Kegunaan dari pengobatan topical didapat dari pengaruh fisik dan kimiawi obat-obat
yang diaplikasi diatas kulit yang sakit. Pengaruh fisik antara lain ialah mengeringkan,
membasahi (hidrasi), melembutkan, lubrikasi, mendinginkan, memanaskan dan melindungi
(proteksi) dari pengaruh buruk dari luar. Semua hal itu bermaksud untuk mengadakan
homeostasis yaitu mengembalikan kulit yang sakit dan jaringan sekitarnya ke keadaan
fisiologik stabil secepat-cepatnya. Disamping itu untuk menghilangkan gejala-gejala yang
mengganggu misalnya rasa gatal dan panas. Dalam jangka 20 tahun terakhir ini telah
dikembangkan preparat-preparat topical yang mempunyai khasiat kimiawi yang spesifik
terhadap organisme di kulit atau terhadap kulit itu sendiri.
BAB II
TINJAUAN PUSTAKA
2.1 Psoriasis
2.1.1 Definisi
Psoriasis ditandai dengan adanya hiperkeratosis dan penebalan lapisan epidermis yang
diikuti dengan peningkatan vaskularisasi dan infiltrasi sel radang ke dermis, akibat proses
tersebut maka tampak skuama, eritema dan indurasi.

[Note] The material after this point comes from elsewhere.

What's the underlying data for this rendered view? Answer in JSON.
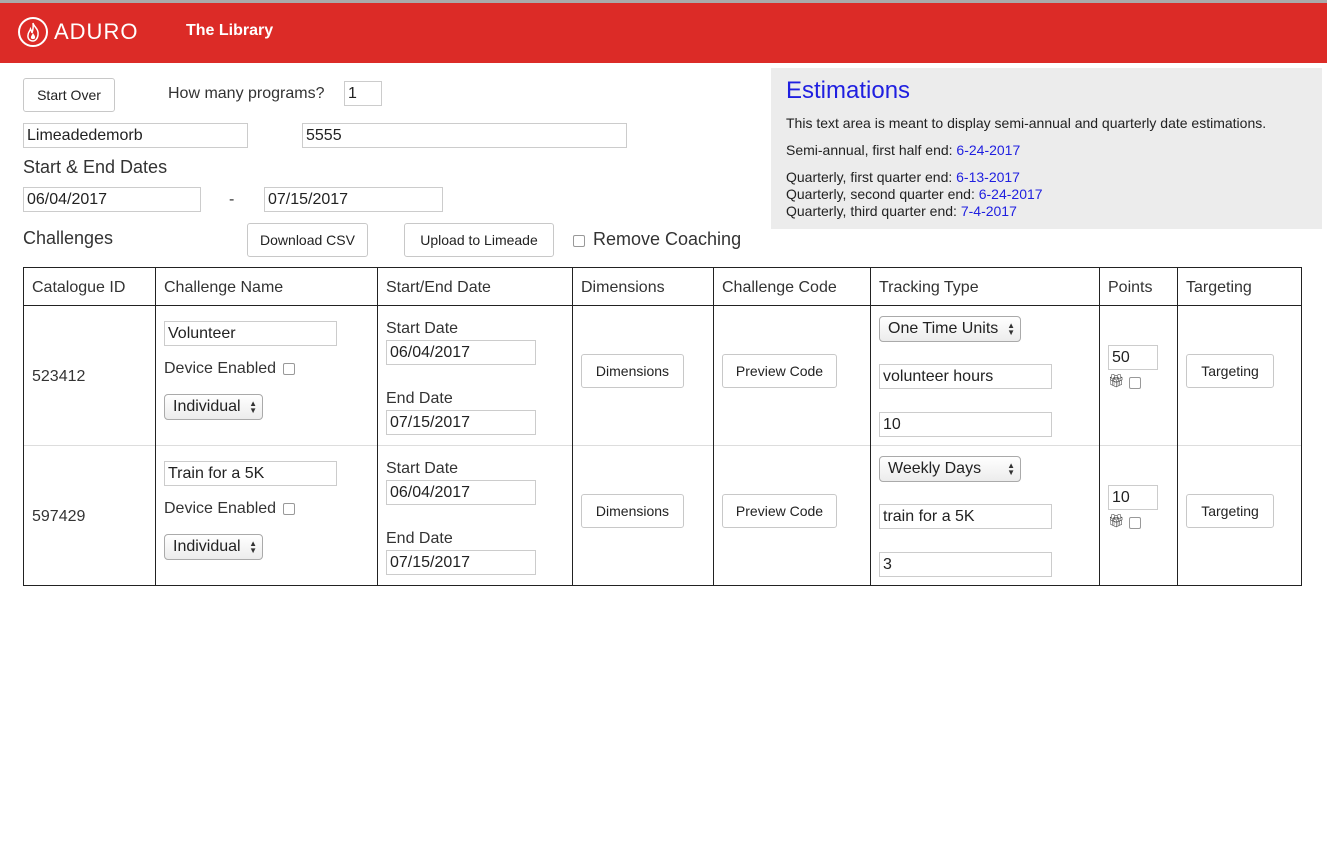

Psoriasis merupakan sebuah penyakit autoimun kronik residif yang muncul pada kulit.
Penyakit ini tergolong dalam dermatosis eritroskuamosa dan bersifat kronik dan residif.
Penyakit ini menimbulkan warna kemerahan, plak bersisik muncul di kulit, disertai oleh
fenomena tetesan lilin, tanda Auspitz, dan Kobner. Psoriasis ini juga disebut dengan psoriasis
vulgaris. Psoriasis adalah peradangan menahun yang ditandai dengan plak eritematosa
dengan skuama lebar, kasar, berlapis dan putih seperti mika.
2.1.2 Epidemiologi
Psoriasis dapat terjadi secara universal, namun prevalensinya bervariasi tergantung
pada etnis dan demografis. Di Eropa kejadian tertinggi di Denmark (2.9 persen) dan Pulau
Faeroe (2.8 persen), dengan rata-rata untuk seluruh Eropa Utara adalah 2 persen. Di Amerika
Serikat, prevalensinya sekitar 2,2 persen hingga 2,6 persen dengan rata-rata 150.000 kasus
baru yang terdiagnosis setiap tahunnya. Di Jepang insidensinya sangat rendah (0,4 persen).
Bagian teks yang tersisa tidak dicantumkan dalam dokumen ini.